Je ne veux pas être le “Ti-Joe connaissant”, celui qui répète qu’il a coaché. Les gars avec qui je travaille ont entendu parler de moi, mais ils ne m’ont pas vu coacher. Mais je sens un respect.

Michel Bergeron

L’ancien coach des Nordiques et des Rangers a du temps à tuer. À l’occasion, il revisite ses souvenirs en images. « Sans que je le sache, mon bon ami Jean-Marie Tancrède m’a monté au fil des années une quarantaine de scrapbooks. Il me ramassait tout ce qui s’écrivait sur moi. »

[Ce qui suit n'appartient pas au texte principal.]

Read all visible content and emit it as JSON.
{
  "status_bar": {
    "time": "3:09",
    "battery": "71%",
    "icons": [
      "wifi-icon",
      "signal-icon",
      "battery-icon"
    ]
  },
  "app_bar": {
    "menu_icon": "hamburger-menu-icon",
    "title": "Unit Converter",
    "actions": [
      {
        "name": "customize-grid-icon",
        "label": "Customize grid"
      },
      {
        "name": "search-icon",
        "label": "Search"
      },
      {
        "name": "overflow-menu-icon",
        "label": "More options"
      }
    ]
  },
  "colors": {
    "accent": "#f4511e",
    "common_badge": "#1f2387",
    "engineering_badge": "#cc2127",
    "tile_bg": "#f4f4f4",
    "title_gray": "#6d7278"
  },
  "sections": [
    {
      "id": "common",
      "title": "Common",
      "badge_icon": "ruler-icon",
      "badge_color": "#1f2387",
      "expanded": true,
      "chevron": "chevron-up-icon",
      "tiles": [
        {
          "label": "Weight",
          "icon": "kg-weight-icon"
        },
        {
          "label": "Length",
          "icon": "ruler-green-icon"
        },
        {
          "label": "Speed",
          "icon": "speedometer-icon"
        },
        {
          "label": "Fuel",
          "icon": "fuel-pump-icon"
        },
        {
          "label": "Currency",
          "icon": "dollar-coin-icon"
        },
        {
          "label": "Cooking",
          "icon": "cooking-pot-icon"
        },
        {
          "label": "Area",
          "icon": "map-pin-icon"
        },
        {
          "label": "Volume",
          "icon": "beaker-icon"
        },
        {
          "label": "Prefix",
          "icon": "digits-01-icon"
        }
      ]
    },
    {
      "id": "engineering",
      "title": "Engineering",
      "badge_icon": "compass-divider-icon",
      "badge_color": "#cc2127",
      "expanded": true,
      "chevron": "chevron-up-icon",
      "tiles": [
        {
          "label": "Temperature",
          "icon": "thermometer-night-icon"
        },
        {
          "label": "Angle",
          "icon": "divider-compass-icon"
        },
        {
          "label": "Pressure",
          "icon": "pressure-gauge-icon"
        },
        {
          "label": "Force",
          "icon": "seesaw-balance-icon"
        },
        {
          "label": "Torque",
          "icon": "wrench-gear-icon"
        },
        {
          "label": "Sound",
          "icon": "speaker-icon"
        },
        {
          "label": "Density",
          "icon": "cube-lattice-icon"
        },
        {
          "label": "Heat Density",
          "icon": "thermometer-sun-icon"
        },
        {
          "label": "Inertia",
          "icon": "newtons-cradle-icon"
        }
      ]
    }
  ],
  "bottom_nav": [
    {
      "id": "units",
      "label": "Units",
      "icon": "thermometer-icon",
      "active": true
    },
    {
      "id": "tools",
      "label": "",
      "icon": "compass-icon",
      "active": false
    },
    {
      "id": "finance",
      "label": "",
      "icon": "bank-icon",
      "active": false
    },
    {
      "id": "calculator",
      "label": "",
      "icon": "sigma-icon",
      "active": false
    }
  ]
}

C’était une période folle. Michel Bergeron était au cœur d’une rivalité qui galvanisait le Québec. Les artistes les plus populaires évitaient souvent de s’afficher pour un club ou l’autre par crainte de décevoir leurs fans. Des familles se sont déchirées.

« Je réalisais à quel point c’était gros avec les premiers ministres. René Lévesque et Robert Bourassa venaient aux matchs à l’occasion. Une fois, alors que je me rends à l’entraînement au Colisée de Québec, j’aperçois une série de limousines avec un drapeau du Canada sur Henri-IV. Ça m’intrigue. Je dépasse les limousines pour arriver à la première. Je baisse ma vitre et le chauffeur me regarde avec un petit sourire. Puis la vitre arrière se baisse. C’est Pierre Elliott Trudeau qui me fait un pouce en l’air ! Ça m’a marqué. »

PHOTO ROBERT NADON, ARCHVES LA PRESSE

Michel Bergeron, à sa deuxième saison à la barre des Nordiques, en septembre 1981

« Une fois, poursuit Michel Bergeron, Robert Bourassa m’a dit à la blague : “Michel, réalises-tu que tu fais la première page plus souvent que moi ?” C’était le premier ministre qui me disait ça, moi qui avais commencé comme chauffeur de camion pour ensuite diriger les Nordiques. C’était la folie du temps. »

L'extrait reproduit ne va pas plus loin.